Octopus
Embedding
Embedding converts text into a dense vector of floating-point numbers that encodes its semantic meaning. The embedding model used at indexing time must be the same model used at query time — any mismatch produces incompatible vectors and incorrect similarity scores.
IEmbeddingProvider Interface
public interface IEmbeddingProvider
{
// Embed a single text string
Task<float[]> EmbedAsync(string text, CancellationToken ct = default);
// Embed a batch of strings (more efficient — fewer API calls)

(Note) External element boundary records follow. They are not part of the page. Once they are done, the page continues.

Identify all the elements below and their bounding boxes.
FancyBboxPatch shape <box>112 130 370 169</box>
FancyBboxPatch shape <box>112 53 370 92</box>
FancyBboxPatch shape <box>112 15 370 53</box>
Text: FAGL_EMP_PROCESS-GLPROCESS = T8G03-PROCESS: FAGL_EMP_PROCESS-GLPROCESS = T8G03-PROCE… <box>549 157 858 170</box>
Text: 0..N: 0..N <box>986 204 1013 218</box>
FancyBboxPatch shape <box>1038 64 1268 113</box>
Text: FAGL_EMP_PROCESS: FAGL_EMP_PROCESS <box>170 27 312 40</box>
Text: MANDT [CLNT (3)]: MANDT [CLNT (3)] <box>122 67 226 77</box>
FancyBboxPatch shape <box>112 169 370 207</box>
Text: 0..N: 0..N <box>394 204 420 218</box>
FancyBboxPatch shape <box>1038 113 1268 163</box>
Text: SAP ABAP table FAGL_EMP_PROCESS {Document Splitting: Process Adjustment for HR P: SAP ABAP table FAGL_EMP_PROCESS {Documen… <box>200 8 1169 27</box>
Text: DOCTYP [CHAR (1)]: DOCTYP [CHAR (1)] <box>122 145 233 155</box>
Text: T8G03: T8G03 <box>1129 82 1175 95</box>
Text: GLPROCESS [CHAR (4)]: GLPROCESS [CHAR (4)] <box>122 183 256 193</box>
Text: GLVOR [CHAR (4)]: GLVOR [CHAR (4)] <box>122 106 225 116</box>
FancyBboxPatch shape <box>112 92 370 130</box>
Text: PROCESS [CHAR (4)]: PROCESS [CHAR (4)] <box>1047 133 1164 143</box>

Task<IReadOnlyList<float[]>> EmbedBatchAsync(
IReadOnlyList<string> texts,
CancellationToken ct = default);
// Dimensions of the output vector (e.g. 1536, 3072, 768)
int Dimensions { get; }
}
// Usage in the indexing pipeline:
float[] chunkEmbedding = await _embedder.EmbedAsync(chunk.Content, ct);
// Usage in the retrieval pipeline:
float[] queryEmbedding = await _embedder.EmbedAsync(userMessage, ct);
Supported Embedding Models
| Provider | Model | Dimensions | Max Input Tokens | Notes |
|---|---|---|---|---|
| OpenAI | text-embedding-3-small | 1536 | 8191 | Recommended default — fast, cost-effective |
| OpenAI | text-embedding-3-large | 3072 | 8191 | Higher quality; 2x cost |
| Azure OpenAI | text-embedding-ada-002 | 1536 | 8191 | Azure-hosted; same quality as OpenAI ada |
| Local ONNX | all-MiniLM-L6-v2 | 384 | 512 | On-premise; no API cost; lower quality |
| Local ONNX | bge-large-en-v1.5 | 1024 | 512 | High quality local model; CPU-intensive |
Configuration
// appsettings.json — Embedding configuration
{
"Octopus": {
"Embedding": {
"Provider": "OpenAI", // OpenAI | AzureOpenAI | ONNX
"Model": "text-embedding-3-small",
"Dimensions": 1536,
"CredentialId": 42, // ICredentialResolver lookup for API key
"BatchSize": 100 // Max chunks per batch API call
}
}
}
// Azure OpenAI variant
{
"Octopus": {
"Embedding": {
"Provider": "AzureOpenAI",
"Endpoint": "https://my-instance.openai.azure.com",
"Deployment": "text-embedding-ada-002",
"Dimensions": 1536,
"CredentialId": 43
}
}
}
// Local ONNX variant (no API key required)
{
"Octopus": {
"Embedding": {
"Provider": "ONNX",
"ModelPath": "/models/all-MiniLM-L6-v2.onnx",
"Dimensions": 384
}
}
}
Batch Embedding for Efficiency
// Batch embed all chunks in a document before writing to vector store
public async Task IndexDocumentAsync(DocumentContent doc, Guid agentId, CancellationToken ct)
{
var chunks = _chunker.Chunk(doc.RawText, _chunkingConfig);
// Embed all chunks in batches of 100
var allEmbeddings = await _embedder.EmbedBatchAsync(
chunks.Select(c => c.Content).ToList(), ct);
// Write chunks + embeddings to vector store
var records = chunks.Select((chunk, i) => new MemoryRecord
{
Id = Guid.NewGuid().ToString(),
Content = chunk.Content,
Embedding = allEmbeddings[i],
Metadata = new MemoryMetadata
{
Source = doc.Metadata.Source,
AgentId = agentId.ToString(),
TenantId = doc.Metadata.TenantId.ToString()
}
}).ToList();
await _vectorStore.UpsertBatchAsync($"agent_{agentId:N}", records, ct);
}
Model Lock-In Warning
Once documents are indexed with a specific embedding model, you cannot switch models without re-indexing all documents. The stored vectors are incompatible with a different model's query vectors. Establish and document your embedding model choice before indexing any production data.